Сойер приподнимает бровь.
— Ты не поняла?
Я качаю головой и ошеломленно смотрю на знак, когда он указывает на него.
Надписи сделаны мелом, и я узнаю неровный почерк Тейлора по тому времени, когда мы делали его домашнюю работу. Я щурюсь, глядя на вывеску, и вижу, что она гласит: «ШКОЛА ЕВЫ ДЛЯ РУСАЛОК», и там рисунок русалки от Хизер.
Слезы затуманивают мои глаза, когда правда доходит до меня.
— Ты снова открываешь мою школу?
— Нет,
— Но… — начинаю я, качая головой, не зная даже, с чего начать.
— Я разговаривал с Фридой и некоторыми другими, — перебивает Сойер. — Они готовы взять школу, если ты не хочешь. Конечно, Фриде придется заняться ночным плаванием, но я думаю, что мы справимся. Если это слишком много для тебя, дай мне знать. Все поймут.
— Моя работа спасателем… — начинаю я.
— Может, ты могла бы делать и то, и другое? — спрашивает он, и я киваю, думая, что это вполне возможно.
Я едва могу дышать, не говоря уже о том, чтобы найти слова, чтобы ответить. Слезы продолжают течь, и Сойер не может все вытереть. Он притягивает меня ближе, и я продолжаю плакать, уткнувшись головой в его горло.

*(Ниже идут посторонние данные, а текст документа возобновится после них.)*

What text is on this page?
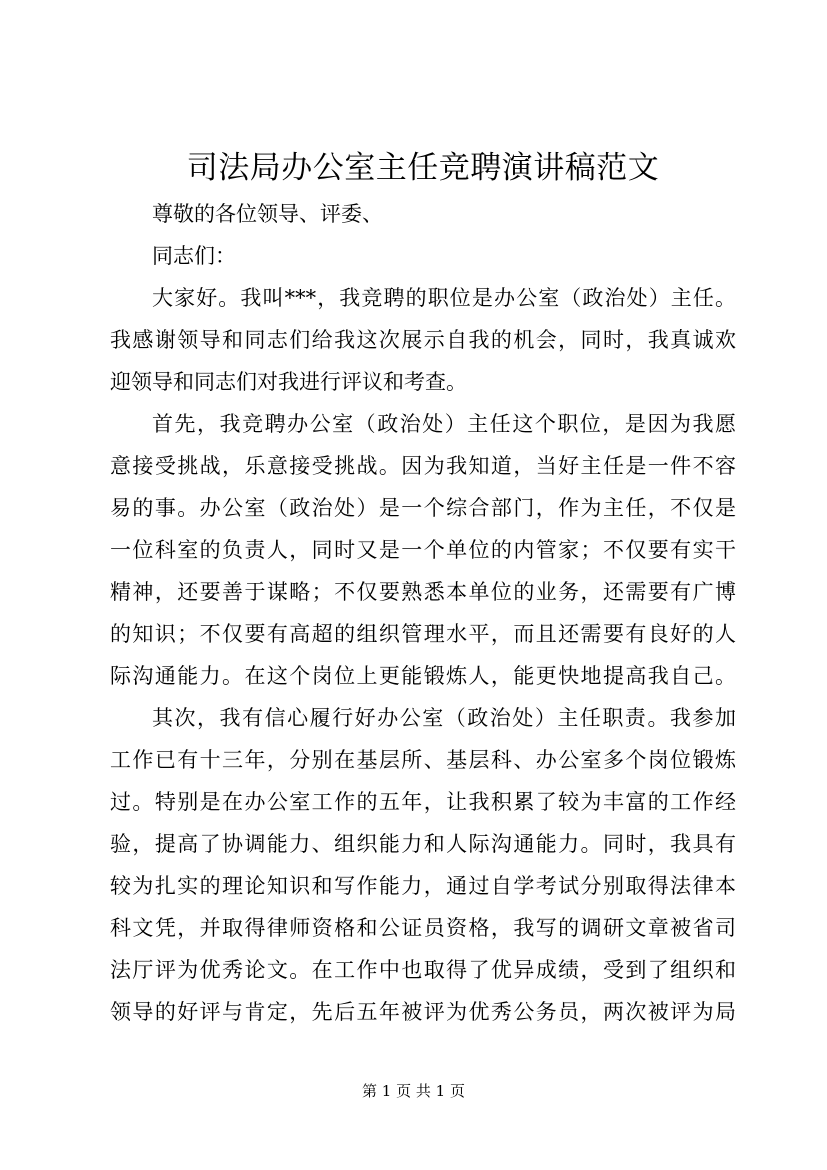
司法局办公室主任竞聘演讲稿范文
尊敬的各位领导、评委、
同志们：
大家好。我叫***，我竞聘的职位是办公室（政治处）主任。
我感谢领导和同志们给我这次展示自我的机会，同时，我真诚欢
迎领导和同志们对我进行评议和考查。
首先，我竞聘办公室（政治处）主任这个职位，是因为我愿
意接受挑战，乐意接受挑战。因为我知道，当好主任是一件不容
易的事。办公室（政治处）是一个综合部门，作为主任，不仅是
一位科室的负责人，同时又是一个单位的内管家；不仅要有实干
精神，还要善于谋略；不仅要熟悉本单位的业务，还需要有广博
的知识；不仅要有高超的组织管理水平，而且还需要有良好的人
际沟通能力。在这个岗位上更能锻炼人，能更快地提高我自己。
其次，我有信心履行好办公室（政治处）主任职责。我参加
工作已有十三年，分别在基层所、基层科、办公室多个岗位锻炼
过。特别是在办公室工作的五年，让我积累了较为丰富的工作经
验，提高了协调能力、组织能力和人际沟通能力。同时，我具有
较为扎实的理论知识和写作能力，通过自学考试分别取得法律本
科文凭，并取得律师资格和公证员资格，我写的调研文章被省司
法厅评为优秀论文。在工作中也取得了优异成绩，受到了组织和
领导的好评与肯定，先后五年被评为优秀公务员，两次被评为局
第 1 页 共 1 页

— Школа Евы для русалок, — повторяю я негромко, замечая, что там что — то было написано, а потом стерто, но не до конца. — Там было слово.
— Я не был уверен, захочешь ты поставить свою фамилию или мою, — отвечает он, и, прежде чем я могу полностью понять, о чем он говорит, он отпускает меня и засовывает руку в карман. Затем он становится на колено, доставая маленькую бархатную коробочку. Я видела это по телевизору достаточно раз, чтобы понять, что это значит.
И я в шоке. В шоке и сильно счастлива.
Он открывает коробочку, чтобы показать кольцо. Это не бриллиант в оправе, что меня удивляет, потому что по телевизору это всегда бриллиант. Вместо этого в оправе жемчужина, окруженная мелкими сапфирами и изумрудами.
Сойер смотрит на меня, кажется, впервые с тех пор, как мы сюда прибыли, неуверенно. Он откашливается и продолжает:
— Ты выйдешь за меня замуж, Ева?
Мой бросок застает его врасплох, и он издает удивленный «уф», когда мы падаем на илистую землю. Я обвиваю руками его шею, целуя каждый дюйм его тела, до которого могу дотянуться, с восторженными криками:
— Да, да, да!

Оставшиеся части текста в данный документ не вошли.